Anyway, you can find my VOX blog here: http://irea.vox.com/

I've started posting a "Photo of the Day" on my VOX blog, which I probably won't post anywhere else.

I may or may not copy all my posts here as well, so if you want to be sure to read everything, (yeeeeeah, like anything I write is important or even interesting), then look me up on VOX.

Monday, July 24, 2006

Bah.

We've been living in the new place since December (so I guess I can hardly call it the 'new' place anymore) and just a couple weeks ago I finally got around to decorating our balcony with a new cafe set and bunch of plants.

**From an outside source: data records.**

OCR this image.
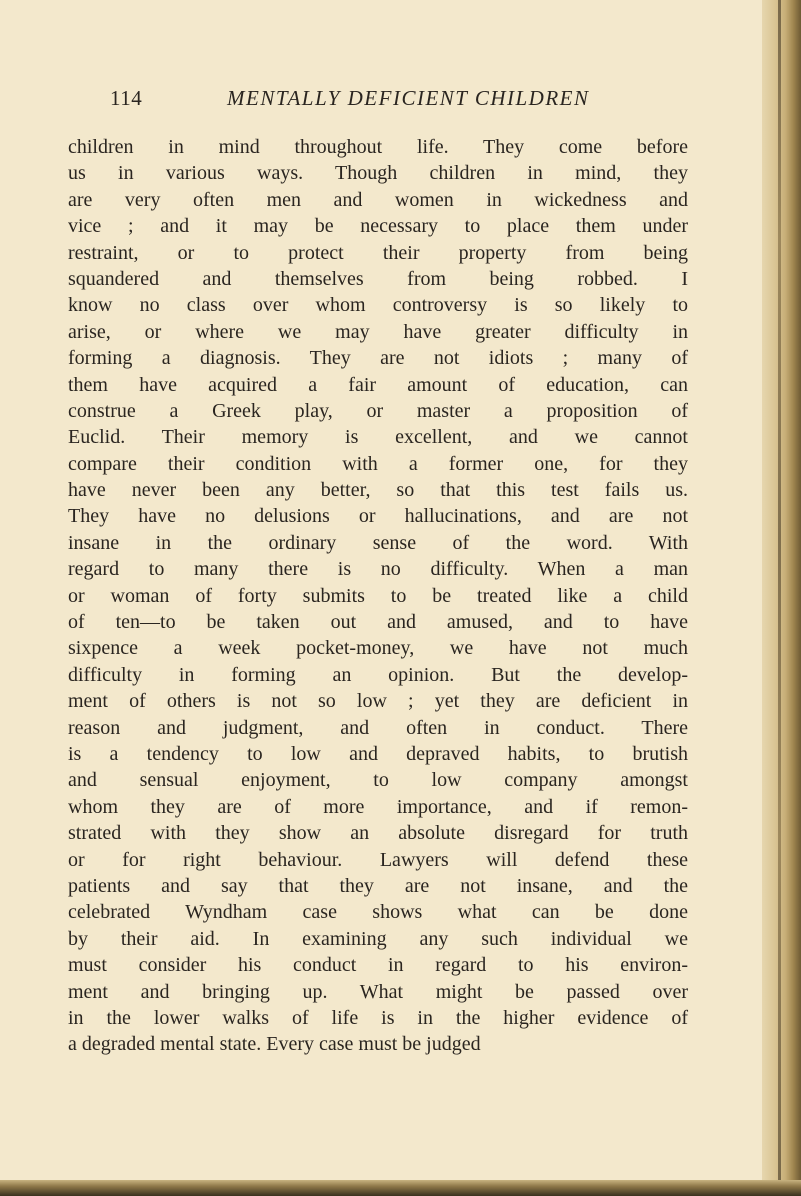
114	MENTALLY DEFICIENT CHILDREN
children in mind throughout life. They come before
us in various ways. Though children in mind, they
are very often men and women in wickedness and
vice ; and it may be necessary to place them under
restraint, or to protect their property from being
squandered and themselves from being robbed. I
know no class over whom controversy is so likely to
arise, or where we may have greater difficulty in
forming a diagnosis. They are not idiots ; many of
them have acquired a fair amount of education, can
construe a Greek play, or master a proposition of
Euclid. Their memory is excellent, and we cannot
compare their condition with a former one, for they
have never been any better, so that this test fails us.
They have no delusions or hallucinations, and are not
insane in the ordinary sense of the word. With
regard to many there is no difficulty. When a man
or woman of forty submits to be treated like a child
of ten—to be taken out and amused, and to have
sixpence a week pocket-money, we have not much
difficulty in forming an opinion. But the develop-
ment of others is not so low ; yet they are deficient in
reason and judgment, and often in conduct. There
is a tendency to low and depraved habits, to brutish
and sensual enjoyment, to low company amongst
whom they are of more importance, and if remon-
strated with they show an absolute disregard for truth
or for right behaviour. Lawyers will defend these
patients and say that they are not insane, and the
celebrated Wyndham case shows what can be done
by their aid. In examining any such individual we
must consider his conduct in regard to his environ-
ment and bringing up. What might be passed over
in the lower walks of life is in the higher evidence of
a degraded mental state. Every case must be judged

It was the prettiest balcony in our square! And then the heat wave came and now all but one of the plants are just about dead. :/

It's not supposed to be 100 degrees in San Jose!

In related news, a dove has chosen to nest in one of the dead hanging plants... guess I won't be replacing that one. I'll take a picture tomorrow if I can do it without scaring it away. :)

How to not get a second date

How not to act on J-Date

Guy makes assumption that girl is not interested in him, and INVOICES HER for dinner... you've got to read it. Really.

SONOFA*%^&$#%^!!!

In reference to this previous post, I have been screwed by Thunderbird or karma, or both.

Some random browsing this morning through my "sent" email brings me to the realization that the email I had sent to apply for the outrageously cool job was truncated. All they got was my intro paragraph. No rates. No portfolio. No contact numbers. NO ACTUAL RESUME.

Fuuuuuuuck.

No wonder they never called. :/

Tuesday, July 11, 2006

It's GOLD, Jerry!

Pure.
Gold.

Clueless blogger attacks abortion article in The Onion

Thursday, June 22, 2006

Use it for good AND awesome.

USB teddy bear holds data, scares children

Monday, May 01, 2006

OMG WTF

http://toddlerpedes.com/

Thursday, April 27, 2006

1337


1337
Originally uploaded by Lissaa.
A picture of our new address sign before it's stolen. Again.

Friday, April 21, 2006

Omaha Zoo


Omaha Zoo
Originally uploaded by Lissaa.
So while Lesly was still here with us visiting Todd, we all took a trip to the Omaha Zoo.

I got *some* decent pictures (the gorilla pic to the right is one of my favorites), including some llama pics for Bronwyn! But now I wish I had purchased my new camera *before* the zoo trip, not the next day.

Oh yeah, I bought a new camera. It's so fantastic I have no freaking idea how to use it yet. More later. :)

Click the gorilla to see the full set.

omg don't point that thing at me

I love Todd. He's such a shopping enabler.

new toys! Feast your eyes on these little beauties! So shiny and orange!

Yeah, so in an attempt to thwart the whole cloud-of-cancerous-gas thing that all bars here have going on, we went out and bought Todd a dartboard, and we each got a set of darts. (Now that Lesly's gone home, Todd isn't so worried about being DARTED IN THE FACE! LOL! Just kidding, hon. Sort of. *wink*)

Unfortunately we haven't found a good place to install the board at Todd's place just yet, so we might just be taking our personal darts down to the corner pub today. No, that clearly doesn't solve the smoke issue, but we can use these darts once we get back to good ol' NorCal too.

I am the big points loser of the group, but every once in a while I get some lucky shots (none so lucky as Lesly's shot to TODD'S FACE though!). It's a lot of fun, regardless. :)

:/

Posted at 1:30am -

As much as I love visiting Todd here in the beautiful state of Iowa, I'll be really happy when we get back to California where we can go out and enjoy some drinks and a game of darts WITHOUT GETTING FUCKING CANCER AND RUINING ALL MY CLOTHES!

Jesusfuckingchrist. I hate cigarettes. So much. I have the biggest fucking headache and my clothes smell like a goddamned ashtray.